Stroud, who turned 18 today, was legally protected from being identified during his trial for the death of 16-year-old Bailey Gwynne who he stabbed in 2015 after he refused giving him biscuits.
Now he is officially an adult, we publish photographs of Stroud taken during the six-day murder trial in Aberdeen, Dailyrecord reports.
The jury found him guilty of the lesser crime of culpable homicide, today Stroud spent his landmark birthday behind bars after being sentenced last March.
Stroud will be eligible to apply for parole after serving half his sentence – and could walk free still aged 20.
He was first named and pictured by the Daily Record in the hours after the school stabbing on Wednesday, October 28, 2015.
The Press were prohibited from publishing photographs of the bulky 16-year-old despite his conviction, while his dead victim’s face appeared everywhere.
The victim
Bailey’s family had to listen to harrowing evidence of how he died in a school corridor confrontation at Aberdeen’s respected Cults Academy, sparked by a row over biscuits.School pals told how Bailey, 16, who dreamed of becoming a marine, refused to give Stroud a biscuit.
The fifth-year pupils squared up when someone called Bailey’s mum “fat” and, as they wrestled, Stroud pulled a knife and plunged it into Bailey’s heart.
Stroud had bought the 8.5cm folding knife for £40 from Amazon and had it delivered to his home.
His head teacher, Anna Muirhead, told the trial she warned him about knives when he was “in first year or early second year”.
A police expert found Google searches on Stroud’s laptop that suggested he was a ticking timebomb.

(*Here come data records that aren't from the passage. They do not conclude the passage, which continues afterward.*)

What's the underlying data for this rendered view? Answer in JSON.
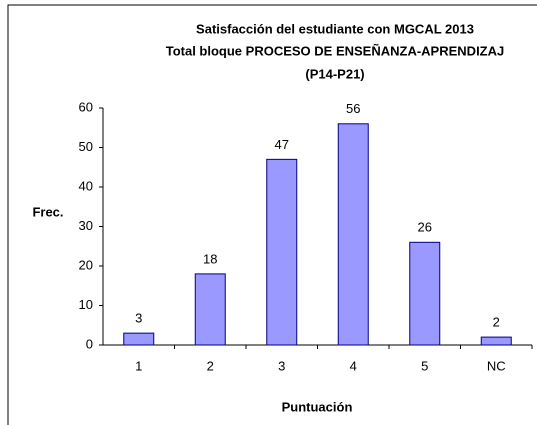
{
  "chart_data": {
    "type": "bar",
    "title": [
      "Satisfacción del estudiante con MGCAL 2013",
      "Total bloque PROCESO DE ENSEÑANZA-APRENDIZAJ",
      "(P14-P21)"
    ],
    "y_label": "Frec.",
    "x_label": "Puntuación",
    "categories": [
      "1",
      "2",
      "3",
      "4",
      "5",
      "NC"
    ],
    "values": [
      3,
      18,
      47,
      56,
      26,
      2
    ],
    "color": "#9999ff",
    "ylim": [
      0,
      60
    ],
    "yticks": [
      0,
      10,
      20,
      30,
      40,
      50,
      60
    ],
    "grid": false
  }
}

His searches included “Knife Merchant”, “Illegal Knives UK” and “Knuckleduster UK”.
He had also researched Aberdeen stabbings, “difference between a homicide and a murder” and “how to get rid of someone annoying”.
Fellow pupils told how Stroud regularly showed off knives and knuckle-dusters on the bus and at school.
Bailey died in a pool of blood after a fight broke out over sharing biscuits during the lunch-hour.
Stroud, a troubled misfit with a difficult home life, told police he bought the knife online “because they don’t check if you’re 18 or not”.
He added: “You just leave a note on the door saying there’s no one in and asking for the package to be left in the shed.”
He said of the knife: “It just looked cool.
“It had a gold handle and green or blue dots on it. I had a knife because I’ve never fit in. I was trying to act tough and be cool.”
A fellow pupil told the Record: “He’s got a really horrible, weird obsession with knives, knuckledusters, matches and lighters.
“He sometimes used to take them to school in his pocket.
“He regularly carried knives. He likes violent stuff.
“And he would never shy away from a fight.
“He wouldn’t start them all the time but, if someone started one with him, he wouldn’t back off.”
Sentencing Stroud on April 1 last year, judge Lady Stacey told him: “If you had not carried a knife, the exchange of insults between you and Bailey Gwynne would have led, at worst, to a fistfight without more serious injury and almost certainly no loss of life.”